Freshwater plesiosaurs are known from two localities in Victoria, Australia. These are the Otways and Flat Rocks localities, both of which are from the same formation (Eumarella Formation) and represent a time in the Early Cretaceous when the two localities were part of the same depositional basin. Southeastern Australia in the Early Cretaceous was joined to Australia (although they were in the process of rifting apart) and situated within the Antarctic Circle. The area was a flood plain that was filled with braided river channels that would have burst their banks when the spring thaw floods passed through each year. These flood waters carried with them the remains of animals that had perished in the waters and been carried downstream and it’s their fossils that we search for at these localities today (see here and here for previous posts on each locality).
In a new paper to be published in the next issue of the journal Alcheringa, Roger Benson and colleagues describe a freshwater plesiosaurian tooth (NMV P198945) from the Eumarella Formation in Victoria, Australia.

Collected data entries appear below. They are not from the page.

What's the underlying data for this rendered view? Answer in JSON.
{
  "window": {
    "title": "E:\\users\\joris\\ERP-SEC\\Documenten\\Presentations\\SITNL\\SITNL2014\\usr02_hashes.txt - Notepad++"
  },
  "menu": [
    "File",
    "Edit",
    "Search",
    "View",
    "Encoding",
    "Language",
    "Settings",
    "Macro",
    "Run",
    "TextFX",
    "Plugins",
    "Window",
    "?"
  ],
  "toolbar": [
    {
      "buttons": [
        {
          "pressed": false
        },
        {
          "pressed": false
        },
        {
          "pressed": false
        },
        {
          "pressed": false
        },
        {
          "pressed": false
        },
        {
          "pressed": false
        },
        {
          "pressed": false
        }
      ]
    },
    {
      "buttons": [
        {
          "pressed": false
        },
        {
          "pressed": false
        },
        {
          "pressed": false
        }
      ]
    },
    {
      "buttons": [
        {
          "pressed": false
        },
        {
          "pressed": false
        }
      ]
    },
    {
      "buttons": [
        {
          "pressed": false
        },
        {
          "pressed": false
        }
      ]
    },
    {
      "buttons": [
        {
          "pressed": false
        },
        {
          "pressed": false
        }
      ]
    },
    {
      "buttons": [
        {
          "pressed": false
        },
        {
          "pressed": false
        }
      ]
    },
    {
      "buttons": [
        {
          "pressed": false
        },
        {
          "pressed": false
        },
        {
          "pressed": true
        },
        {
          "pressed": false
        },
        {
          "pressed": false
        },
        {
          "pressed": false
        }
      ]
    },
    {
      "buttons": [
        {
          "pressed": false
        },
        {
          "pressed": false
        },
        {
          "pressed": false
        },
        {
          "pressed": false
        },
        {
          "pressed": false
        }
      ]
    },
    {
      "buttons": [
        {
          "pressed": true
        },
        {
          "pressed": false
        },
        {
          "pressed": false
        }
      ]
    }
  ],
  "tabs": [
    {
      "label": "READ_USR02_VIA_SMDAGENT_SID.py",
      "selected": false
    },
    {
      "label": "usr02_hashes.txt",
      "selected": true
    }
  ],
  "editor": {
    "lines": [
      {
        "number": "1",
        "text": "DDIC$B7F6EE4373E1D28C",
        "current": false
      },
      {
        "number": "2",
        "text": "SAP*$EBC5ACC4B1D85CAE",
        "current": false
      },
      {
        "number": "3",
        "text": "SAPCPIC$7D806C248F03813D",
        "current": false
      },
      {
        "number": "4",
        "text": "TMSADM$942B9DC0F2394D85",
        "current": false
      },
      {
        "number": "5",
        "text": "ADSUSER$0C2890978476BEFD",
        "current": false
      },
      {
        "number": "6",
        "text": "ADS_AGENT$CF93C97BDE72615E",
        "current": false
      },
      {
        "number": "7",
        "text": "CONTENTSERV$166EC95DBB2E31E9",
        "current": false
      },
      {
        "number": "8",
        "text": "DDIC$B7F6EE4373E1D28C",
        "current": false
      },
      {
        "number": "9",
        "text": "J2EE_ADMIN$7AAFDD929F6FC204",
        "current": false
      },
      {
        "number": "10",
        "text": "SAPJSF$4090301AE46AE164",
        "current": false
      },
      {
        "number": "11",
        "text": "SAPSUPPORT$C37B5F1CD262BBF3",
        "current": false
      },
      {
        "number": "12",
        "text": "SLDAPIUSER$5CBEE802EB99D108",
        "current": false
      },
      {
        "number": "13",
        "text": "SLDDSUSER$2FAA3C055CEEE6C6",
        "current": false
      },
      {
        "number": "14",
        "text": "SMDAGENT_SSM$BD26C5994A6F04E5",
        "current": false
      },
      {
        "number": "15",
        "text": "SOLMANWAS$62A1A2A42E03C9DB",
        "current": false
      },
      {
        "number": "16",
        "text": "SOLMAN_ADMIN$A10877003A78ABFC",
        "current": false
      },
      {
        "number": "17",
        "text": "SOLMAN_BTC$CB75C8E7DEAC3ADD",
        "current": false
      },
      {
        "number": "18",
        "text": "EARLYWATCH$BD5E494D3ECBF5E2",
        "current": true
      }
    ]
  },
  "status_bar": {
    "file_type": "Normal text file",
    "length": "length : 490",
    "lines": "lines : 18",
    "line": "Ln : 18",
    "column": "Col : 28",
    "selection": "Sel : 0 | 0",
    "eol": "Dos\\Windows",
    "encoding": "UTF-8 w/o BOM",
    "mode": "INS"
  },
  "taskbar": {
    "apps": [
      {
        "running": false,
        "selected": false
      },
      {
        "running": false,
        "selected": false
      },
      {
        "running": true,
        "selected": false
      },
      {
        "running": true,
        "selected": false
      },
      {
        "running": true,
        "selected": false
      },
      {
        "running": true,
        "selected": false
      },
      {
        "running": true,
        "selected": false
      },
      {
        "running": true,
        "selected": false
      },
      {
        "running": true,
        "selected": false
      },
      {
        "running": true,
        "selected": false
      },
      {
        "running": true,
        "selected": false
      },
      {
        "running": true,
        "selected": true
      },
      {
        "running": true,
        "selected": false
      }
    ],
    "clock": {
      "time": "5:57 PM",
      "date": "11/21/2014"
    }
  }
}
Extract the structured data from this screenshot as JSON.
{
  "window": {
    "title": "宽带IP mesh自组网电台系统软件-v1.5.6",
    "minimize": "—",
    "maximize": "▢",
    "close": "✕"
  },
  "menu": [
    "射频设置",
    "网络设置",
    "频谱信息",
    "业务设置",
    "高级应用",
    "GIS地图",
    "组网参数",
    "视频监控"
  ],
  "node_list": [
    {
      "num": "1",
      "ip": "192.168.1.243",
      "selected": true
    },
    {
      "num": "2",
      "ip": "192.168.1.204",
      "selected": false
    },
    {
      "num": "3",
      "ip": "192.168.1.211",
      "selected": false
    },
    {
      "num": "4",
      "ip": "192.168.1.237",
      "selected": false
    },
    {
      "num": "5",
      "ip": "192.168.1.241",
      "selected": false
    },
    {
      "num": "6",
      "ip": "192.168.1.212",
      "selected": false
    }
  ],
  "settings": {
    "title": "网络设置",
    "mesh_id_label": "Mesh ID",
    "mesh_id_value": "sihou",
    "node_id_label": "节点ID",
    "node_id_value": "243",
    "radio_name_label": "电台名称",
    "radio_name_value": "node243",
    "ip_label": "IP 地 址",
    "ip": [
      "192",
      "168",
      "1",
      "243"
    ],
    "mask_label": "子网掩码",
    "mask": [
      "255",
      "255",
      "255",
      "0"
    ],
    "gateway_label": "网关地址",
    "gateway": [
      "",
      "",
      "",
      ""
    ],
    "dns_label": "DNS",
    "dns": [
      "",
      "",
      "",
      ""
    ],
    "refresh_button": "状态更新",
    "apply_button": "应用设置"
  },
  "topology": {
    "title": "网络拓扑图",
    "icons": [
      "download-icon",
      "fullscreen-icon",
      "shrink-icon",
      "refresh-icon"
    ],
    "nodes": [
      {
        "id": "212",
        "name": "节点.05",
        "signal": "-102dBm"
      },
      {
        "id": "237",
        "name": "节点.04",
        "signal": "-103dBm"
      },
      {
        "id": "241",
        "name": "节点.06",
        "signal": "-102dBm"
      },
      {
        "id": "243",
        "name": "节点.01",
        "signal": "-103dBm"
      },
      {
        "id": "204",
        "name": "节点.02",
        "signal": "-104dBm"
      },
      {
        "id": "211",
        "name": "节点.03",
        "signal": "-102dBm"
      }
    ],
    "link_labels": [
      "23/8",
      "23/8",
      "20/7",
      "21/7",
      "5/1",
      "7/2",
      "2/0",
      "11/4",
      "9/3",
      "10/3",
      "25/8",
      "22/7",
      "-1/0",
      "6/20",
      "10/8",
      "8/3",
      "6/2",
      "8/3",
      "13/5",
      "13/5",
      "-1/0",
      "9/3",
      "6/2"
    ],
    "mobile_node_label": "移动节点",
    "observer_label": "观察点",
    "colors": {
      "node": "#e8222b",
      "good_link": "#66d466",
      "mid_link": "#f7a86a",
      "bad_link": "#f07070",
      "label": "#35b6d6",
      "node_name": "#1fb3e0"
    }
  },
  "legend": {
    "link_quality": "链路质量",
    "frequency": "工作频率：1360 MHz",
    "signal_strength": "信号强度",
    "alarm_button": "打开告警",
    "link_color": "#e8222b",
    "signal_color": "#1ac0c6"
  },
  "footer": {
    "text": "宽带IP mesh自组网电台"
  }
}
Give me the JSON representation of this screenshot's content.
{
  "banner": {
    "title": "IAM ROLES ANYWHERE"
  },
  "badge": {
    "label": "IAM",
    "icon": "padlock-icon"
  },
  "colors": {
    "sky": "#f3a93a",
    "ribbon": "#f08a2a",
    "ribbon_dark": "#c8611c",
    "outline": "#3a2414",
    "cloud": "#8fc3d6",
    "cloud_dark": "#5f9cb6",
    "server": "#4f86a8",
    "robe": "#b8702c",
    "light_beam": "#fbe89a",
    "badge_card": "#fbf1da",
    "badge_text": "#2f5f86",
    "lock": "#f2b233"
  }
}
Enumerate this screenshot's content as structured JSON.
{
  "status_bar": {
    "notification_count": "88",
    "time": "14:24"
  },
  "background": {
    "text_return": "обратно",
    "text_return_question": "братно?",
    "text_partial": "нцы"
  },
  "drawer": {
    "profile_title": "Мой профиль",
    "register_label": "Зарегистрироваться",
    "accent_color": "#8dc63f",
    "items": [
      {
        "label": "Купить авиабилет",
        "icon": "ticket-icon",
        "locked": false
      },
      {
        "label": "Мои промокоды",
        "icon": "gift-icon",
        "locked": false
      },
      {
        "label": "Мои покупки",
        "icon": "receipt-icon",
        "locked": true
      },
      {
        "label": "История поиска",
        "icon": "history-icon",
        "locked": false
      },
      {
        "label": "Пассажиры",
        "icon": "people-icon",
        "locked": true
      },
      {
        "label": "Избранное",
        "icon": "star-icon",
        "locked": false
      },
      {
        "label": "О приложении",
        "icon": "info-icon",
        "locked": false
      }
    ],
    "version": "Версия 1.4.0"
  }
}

The interesting thing about the tooth is that it is different to any other plesiosaur teeth that have been found at these localities previously. It is much larger than all other plesiosaur teeth discovered; it has a length of 45.1 mm, whereas the other teeth from that locality are between 10-30 mm in length. It has ridges on its enamel which are spaced apart from each other and stop short of the crown apex (the top of the tooth), differing from the smaller teeth from the locality, which possess ridges that are closer together and continue closer to the apex of the crown.
So what does this new tooth mean for our interpretation of the palaeoecosystem at this locality? Well, this is the first unambiguous evidence of a multitaxic (multiple species) freshwater plesiosaur assemblage known anywhere in the world. In freshwater river systems today there are equivalents in the form of river dolphins from China and the Amazon. Whilst the Chinese dolphins might actually be extinct, the Amazon dolphins partition food and habitat to avoid directly competing with each other. A similar thing may have been happening in the Early Cretaceous of Victoria with these freshwater plesiosaurs. The estimated size of the animal that this tooth belonged to is a seriously impressive 4-5 m, a true river monster if there ever was one! If those physicists ever do get round to that time machine, I hope they let Jeremy Wade use to do a palaeo special episode for this beastie. Jeremy, you might need a bigger boat…
(For those of you who don’t know who Jeremy Wade is, he is the host of a show on Nat Geo called River Monsters, definitely worth checking out!)
Roger B.J. Benson , Erich M.G. Fitzgerald , Thomas H. Rich & Patricia Vickers-Rich (2013): Large freshwater plesiosaurian from the Cretaceous (Aptian) of Australia, Alcheringa: An Australasian Journal of Palaeontology, DOI:10.1080/03115518.2013.772825
Taylor, M. A. and Cruickshank, A. R. I. 1993. A plesiosaur from the Linksfield erratic (Rhaetian, Upper Triassic) near Elgin, Morayshire. Scottish Journal of Geology, 29, 191-196.